Luis Garcia-Berlanga (1921-2010) was one of the most influential Valencians of the 20th century. He was arguably the greatest Spanish film director of his time and an arch-satirist of Spanish life. Remarkably, much of his best and most cutting work was under the scrutiny of a censorious dictatorship.
Berlanga was born in Valencia in 1921 to a well-to-do family of local and national politicians. After the war, Berlanga’s politician father was arrested and imprisoned as an enemy of the regime. Told his father would face the death penalty in 1941, Berlanga, on the understanding that it would help his father’s situation, was forced into enlisting in the infamous División Azul.
The ‘Blue Division’ was a military force of ‘volunteers’ organised by Franco to support the Nazi attack on Soviet Russia during the Second World War.
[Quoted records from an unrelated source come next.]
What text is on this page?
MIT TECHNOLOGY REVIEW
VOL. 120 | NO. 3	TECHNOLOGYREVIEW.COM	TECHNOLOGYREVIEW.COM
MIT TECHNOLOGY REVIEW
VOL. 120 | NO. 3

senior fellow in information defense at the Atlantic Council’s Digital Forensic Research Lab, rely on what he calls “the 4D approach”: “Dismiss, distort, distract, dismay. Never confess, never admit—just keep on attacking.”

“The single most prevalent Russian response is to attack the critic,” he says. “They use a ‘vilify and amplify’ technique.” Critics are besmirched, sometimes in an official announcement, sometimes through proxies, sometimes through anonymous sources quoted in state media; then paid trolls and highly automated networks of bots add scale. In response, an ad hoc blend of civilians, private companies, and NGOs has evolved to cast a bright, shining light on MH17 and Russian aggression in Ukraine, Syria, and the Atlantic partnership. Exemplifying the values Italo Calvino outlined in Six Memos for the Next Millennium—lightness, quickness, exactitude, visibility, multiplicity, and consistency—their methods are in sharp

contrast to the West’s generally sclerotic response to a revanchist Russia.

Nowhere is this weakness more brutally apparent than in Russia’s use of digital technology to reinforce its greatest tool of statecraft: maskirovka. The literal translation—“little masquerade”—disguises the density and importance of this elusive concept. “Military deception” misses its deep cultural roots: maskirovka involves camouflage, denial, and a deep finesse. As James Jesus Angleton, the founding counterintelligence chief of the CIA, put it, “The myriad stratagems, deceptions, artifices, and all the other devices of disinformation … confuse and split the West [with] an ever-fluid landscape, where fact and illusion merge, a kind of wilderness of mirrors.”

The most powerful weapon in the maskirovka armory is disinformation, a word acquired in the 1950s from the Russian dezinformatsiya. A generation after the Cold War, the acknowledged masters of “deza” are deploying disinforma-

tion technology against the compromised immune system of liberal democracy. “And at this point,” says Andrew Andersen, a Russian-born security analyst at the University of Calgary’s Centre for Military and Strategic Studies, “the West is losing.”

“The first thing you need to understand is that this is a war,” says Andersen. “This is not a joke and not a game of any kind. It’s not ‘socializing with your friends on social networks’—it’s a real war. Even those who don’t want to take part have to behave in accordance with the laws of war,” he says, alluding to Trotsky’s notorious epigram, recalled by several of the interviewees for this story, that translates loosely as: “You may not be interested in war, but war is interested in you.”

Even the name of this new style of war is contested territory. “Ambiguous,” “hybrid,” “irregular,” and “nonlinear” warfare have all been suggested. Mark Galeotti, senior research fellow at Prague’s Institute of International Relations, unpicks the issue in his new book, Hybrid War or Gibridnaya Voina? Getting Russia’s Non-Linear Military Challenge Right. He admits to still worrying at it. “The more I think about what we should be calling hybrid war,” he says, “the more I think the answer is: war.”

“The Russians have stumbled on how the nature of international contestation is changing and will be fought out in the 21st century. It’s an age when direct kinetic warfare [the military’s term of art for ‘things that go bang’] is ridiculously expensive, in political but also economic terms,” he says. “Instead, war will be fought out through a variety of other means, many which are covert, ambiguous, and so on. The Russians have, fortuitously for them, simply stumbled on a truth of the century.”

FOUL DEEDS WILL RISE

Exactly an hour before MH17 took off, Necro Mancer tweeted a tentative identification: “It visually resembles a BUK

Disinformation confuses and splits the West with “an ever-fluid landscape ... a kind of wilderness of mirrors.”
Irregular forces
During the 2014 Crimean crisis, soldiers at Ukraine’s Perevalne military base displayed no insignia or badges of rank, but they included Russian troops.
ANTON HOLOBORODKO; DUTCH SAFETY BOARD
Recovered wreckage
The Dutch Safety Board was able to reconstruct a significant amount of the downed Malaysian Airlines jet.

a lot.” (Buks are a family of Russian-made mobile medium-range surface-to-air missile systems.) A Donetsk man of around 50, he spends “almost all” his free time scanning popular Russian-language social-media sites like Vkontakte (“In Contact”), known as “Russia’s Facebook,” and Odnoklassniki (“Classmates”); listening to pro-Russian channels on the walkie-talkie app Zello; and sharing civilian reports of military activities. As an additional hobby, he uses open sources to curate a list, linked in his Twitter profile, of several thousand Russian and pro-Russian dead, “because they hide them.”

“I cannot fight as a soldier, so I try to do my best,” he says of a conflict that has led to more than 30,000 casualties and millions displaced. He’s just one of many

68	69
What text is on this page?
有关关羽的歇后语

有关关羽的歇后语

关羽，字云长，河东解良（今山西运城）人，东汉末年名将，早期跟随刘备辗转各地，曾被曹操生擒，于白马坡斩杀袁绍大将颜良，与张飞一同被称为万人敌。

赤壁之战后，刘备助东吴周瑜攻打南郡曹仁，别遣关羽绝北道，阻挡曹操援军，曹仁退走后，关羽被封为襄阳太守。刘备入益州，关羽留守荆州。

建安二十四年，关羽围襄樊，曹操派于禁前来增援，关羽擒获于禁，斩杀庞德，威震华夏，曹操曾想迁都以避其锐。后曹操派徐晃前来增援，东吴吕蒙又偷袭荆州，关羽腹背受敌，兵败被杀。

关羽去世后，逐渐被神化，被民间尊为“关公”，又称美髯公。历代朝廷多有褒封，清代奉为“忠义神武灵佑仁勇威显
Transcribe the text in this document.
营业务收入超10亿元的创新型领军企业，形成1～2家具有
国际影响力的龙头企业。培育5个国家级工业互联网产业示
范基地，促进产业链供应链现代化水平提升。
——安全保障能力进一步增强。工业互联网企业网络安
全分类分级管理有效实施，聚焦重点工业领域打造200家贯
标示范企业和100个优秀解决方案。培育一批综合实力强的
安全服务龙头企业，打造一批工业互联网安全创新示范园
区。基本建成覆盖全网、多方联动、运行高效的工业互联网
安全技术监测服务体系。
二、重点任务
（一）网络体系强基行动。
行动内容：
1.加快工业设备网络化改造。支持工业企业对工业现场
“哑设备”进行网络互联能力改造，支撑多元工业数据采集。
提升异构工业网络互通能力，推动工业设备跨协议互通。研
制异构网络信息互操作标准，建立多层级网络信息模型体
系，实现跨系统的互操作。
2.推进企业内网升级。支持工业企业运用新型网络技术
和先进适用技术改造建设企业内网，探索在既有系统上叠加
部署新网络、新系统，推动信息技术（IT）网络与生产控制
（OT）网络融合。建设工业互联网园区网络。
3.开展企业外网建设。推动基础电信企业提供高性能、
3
Berlanga served at Novograd during the push to encircle Leningrad and, unlike many on both sides of the conflict, he was lucky enough to return home safe and sound in 1942.
Once back in Valencia, he studied law and philosophy at Valencia University and then went to study at the Institute of Research and Film Science in Madrid, which sparked his interest in a career as a film director.
Berlanga became famous for his ability to satirize Spanish society under the regime and still somehow escape the attentions of the censors. But it was not always thus. His first film was shut down by the dictatorship before filming even began. Berlanga learnt from this that if he was going to get any of his ideas on screen (and stay out of trouble with the authorities) he was going to need a subtler line in satire.
In 1951, Berlanga released his first film ‘Esa Pareja Feliz’. Here he established the formula which would serve him well throughout his career: Gently comic scenes and dialogue portraying the everyday lives of normal Spanish people, which were never explicitly critical at first sight but which maintained a tone of subtle but subversive irony that seeped through to the intelligent viewer. All this was mixed with a hint of farce and playful absurdity.
While people laughed at themselves, they also laughed at the hypocrisy of the regime, allowing Berlanga to challenge society under the dictatorship and particularly the passive compliance of the comfortable middle classes and the Catholic Church. For his second film in 1952, he perfected the formula for ‘Bienvenido Mr Marshall’, one of his most celebrated works. The film pokes fun at the dictator’s desperation for international recognition (and of course investment) by focusing on the preparations of a Spanish village for the visit of American dignitaries promising to bring investment and aid. The village, which is in Castille, goes to great trouble to make an impression for the Americans, even decorating itself in the stereotypical style of an Andalusian village (even though most of the villagers had never been anywhere near Andalusia) “because it’s what they will expect”, only for the Americans to just whizz through in their fast cars without even a wave.
‘Bienvenido Mr Marshall’ won the Cannes Festival prize. This gave Berlanga a certain amount of leeway but he was still closely watched. As he himself said: “In any other country, the success of the film would have given me complete artistic freedom but for me it just meant I was allowed to carry on working.”
The next decade was a golden period for Berlanga. He followed ‘Mr Marshall’ in 1956 with ‘Calabuch’ (changed from the original Valencian ‘Calabuig’ because the Castilians couldn’t pronounce it correctly). It tells the story of an American nuclear scientist who is hiding out in a Valencian village to avoid his research being used by the military to make weapons. He becomes so involved in village life that (this being Valencia) he helps them win a fireworks competition.
His 1957 film, ‘Los Jueves Milagro’, despite being a comedy farce, was his most stinging attack on the church. The mayor of a village hires a man to dress up as an angel and perform a miracle every Thursday in order to attract pilgrims and government investment.
Soon even Hollywood started to take notice and Berlanga was nominated for a Best Foreign Film Oscar for ‘Placido’ in 1961. Despite acknowledgement from the Academy and huge popular acclaim, he was given no official plaudits from the Spanish film industry. It did, however, put him in a position to make his most direct criticism of the regime with ‘El Verdugo’ in 1963. The film told the story of a grey civil servant who happens to be in charge of the garrotte used to put those condemned by the regime to death. With a typically Spanish type of nepotism, the man is trying to ensure that his son-in-law will be his successor, but the boy isn’t so keen and is given to fainting at the sight of blood. The film won first prize at the Venice Film Festival but was again ignored by the official prizes at home.
Although he spent most of his life working in Madrid, Berlanga was never slow in showing his pride in being Valencian. Valencian references, Valencian street names and surnames appear in all his films. A lifelong fan of Valencia Football Club, he described Valencia’s defeat in the 2000 Champions League final as one of the worst experiences of his life which, considering that he served on the Russian front, is really saying something.
It wasn’t until after the dictatorship that Berlanga got the official recognition he deserved in his home country, winning—between 1980 and his death in 2010—every award the Spanish film industry and government could bestow on him long after his best work had been done. “What am I suddenly doing right?” he wondered. With the dictatorship no longer there to subvert, his later films focused on the humanism which was present in all his work, the little man in the midst of the big picture.